House panel endorses map splitting Lawrence along Iowa Street

A House committee Wednesday endorsed a political map that would divide Lawrence between the 2nd and 3rd Congressional Districts.

But the endorsed map would divide Lawrence along Iowa Street instead of Massachussets Street, an option proposed Tuesday by the committee’s chairman.

Lawrence is currently in the 3rd District.

Under the committee proposal adopted Wednesday, western Lawrence would be in the 2nd District and eastern Lawrence, including the Kansas University campus, would remain in the 3rd District. The dividing line would be Iowa Street, though it would take a jog around the west campus to keep the KU campus completely in the 3rd District.

The vote by House Redistricting Committee members was mostly along party lines with Republicans supporting the split, while Democrats wanted to keep all of Lawrence in the 3rd District.

The measure will now go to the full House for consideration, perhaps as early as Friday.

Currently, the 3rd District includes Lawrence and the Kansas City metropolitan area. It is represented by U.S. Rep.
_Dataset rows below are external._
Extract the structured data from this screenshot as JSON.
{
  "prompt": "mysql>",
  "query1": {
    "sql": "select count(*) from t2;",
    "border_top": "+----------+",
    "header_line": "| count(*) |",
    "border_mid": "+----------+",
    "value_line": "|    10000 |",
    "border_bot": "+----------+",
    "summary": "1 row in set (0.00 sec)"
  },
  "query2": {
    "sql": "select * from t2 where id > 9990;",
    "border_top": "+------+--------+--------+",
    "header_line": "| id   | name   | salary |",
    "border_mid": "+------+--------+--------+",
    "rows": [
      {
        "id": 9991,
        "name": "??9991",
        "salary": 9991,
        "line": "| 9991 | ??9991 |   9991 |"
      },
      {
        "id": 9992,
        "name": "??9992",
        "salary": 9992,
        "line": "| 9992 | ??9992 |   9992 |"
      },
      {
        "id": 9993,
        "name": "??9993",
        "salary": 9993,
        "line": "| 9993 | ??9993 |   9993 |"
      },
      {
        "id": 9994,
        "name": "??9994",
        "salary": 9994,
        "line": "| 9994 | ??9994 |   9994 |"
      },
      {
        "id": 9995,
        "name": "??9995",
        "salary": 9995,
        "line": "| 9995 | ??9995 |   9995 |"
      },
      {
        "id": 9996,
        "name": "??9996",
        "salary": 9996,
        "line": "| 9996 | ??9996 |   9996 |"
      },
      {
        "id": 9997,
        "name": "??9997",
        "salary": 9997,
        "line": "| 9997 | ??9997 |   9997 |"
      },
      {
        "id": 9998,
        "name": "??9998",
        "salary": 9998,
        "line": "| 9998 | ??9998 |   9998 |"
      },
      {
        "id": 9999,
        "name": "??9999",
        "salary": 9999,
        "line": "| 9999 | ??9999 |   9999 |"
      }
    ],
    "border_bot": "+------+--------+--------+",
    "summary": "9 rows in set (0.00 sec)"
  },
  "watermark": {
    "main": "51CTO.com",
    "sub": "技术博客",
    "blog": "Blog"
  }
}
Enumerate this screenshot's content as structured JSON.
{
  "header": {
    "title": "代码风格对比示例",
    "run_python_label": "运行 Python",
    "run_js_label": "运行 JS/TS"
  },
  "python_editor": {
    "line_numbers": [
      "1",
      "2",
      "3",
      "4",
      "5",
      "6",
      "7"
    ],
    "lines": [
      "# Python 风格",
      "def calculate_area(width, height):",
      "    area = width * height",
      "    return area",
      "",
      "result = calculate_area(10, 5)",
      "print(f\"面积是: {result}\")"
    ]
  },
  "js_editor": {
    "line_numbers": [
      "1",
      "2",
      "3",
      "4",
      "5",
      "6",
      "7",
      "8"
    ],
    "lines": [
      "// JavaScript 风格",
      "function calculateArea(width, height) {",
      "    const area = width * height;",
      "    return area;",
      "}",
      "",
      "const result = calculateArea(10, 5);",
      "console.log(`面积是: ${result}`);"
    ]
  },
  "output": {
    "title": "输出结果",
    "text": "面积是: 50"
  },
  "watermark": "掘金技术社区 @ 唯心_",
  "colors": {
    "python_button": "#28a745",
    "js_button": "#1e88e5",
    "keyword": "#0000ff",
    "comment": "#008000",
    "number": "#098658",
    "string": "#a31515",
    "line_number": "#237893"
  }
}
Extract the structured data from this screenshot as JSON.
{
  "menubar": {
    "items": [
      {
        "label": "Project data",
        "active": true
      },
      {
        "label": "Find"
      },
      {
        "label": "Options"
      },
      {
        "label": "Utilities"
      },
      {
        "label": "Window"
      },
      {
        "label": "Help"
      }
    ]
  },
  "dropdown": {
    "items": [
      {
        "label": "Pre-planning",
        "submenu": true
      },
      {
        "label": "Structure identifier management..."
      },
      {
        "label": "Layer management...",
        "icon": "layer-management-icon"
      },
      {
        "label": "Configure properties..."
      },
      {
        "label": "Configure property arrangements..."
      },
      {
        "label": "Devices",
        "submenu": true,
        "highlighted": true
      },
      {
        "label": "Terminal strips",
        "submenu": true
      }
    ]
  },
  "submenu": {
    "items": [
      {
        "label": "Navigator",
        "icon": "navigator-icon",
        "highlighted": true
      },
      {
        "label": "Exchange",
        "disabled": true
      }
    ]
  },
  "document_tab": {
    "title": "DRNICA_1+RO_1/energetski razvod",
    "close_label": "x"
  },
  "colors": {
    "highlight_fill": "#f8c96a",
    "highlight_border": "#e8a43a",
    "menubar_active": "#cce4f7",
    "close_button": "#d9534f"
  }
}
Dennis Moore of Lenexa, the only Democrat in the Kansas congressional delegation.

The 2nd District is represented by U.S. Rep. Jim Ryun, a rural Lawrence Republican, and one of the most conservative members of Congress.

When legislators began re-drawing congressional boundaries, Lawrence officials asked that the city remain in the 3rd District, citing links to the Kansas City metro area.

But Republicans said the core of the 3rd District was Johnson and Wyandotte counties, and a district could not be drawn to include those two counties and Lawrence.

Tuesday, committee Chairman Mike O’Neal, R-Hutchinson, proposed a map that would have split Lawrence along Massachusetts Street, which would have put KU in the 2nd.

Democrats howled at the notion.

I can’t think of anything that is a worse community-of-interest split,” Rep. Marti Crow, D-Leavenworth, said.

O’Neal backed off the proposal, saying that after thinking further about it he believed KU should remain in the 3rd District to stay linked with its Kansas City-area campuses.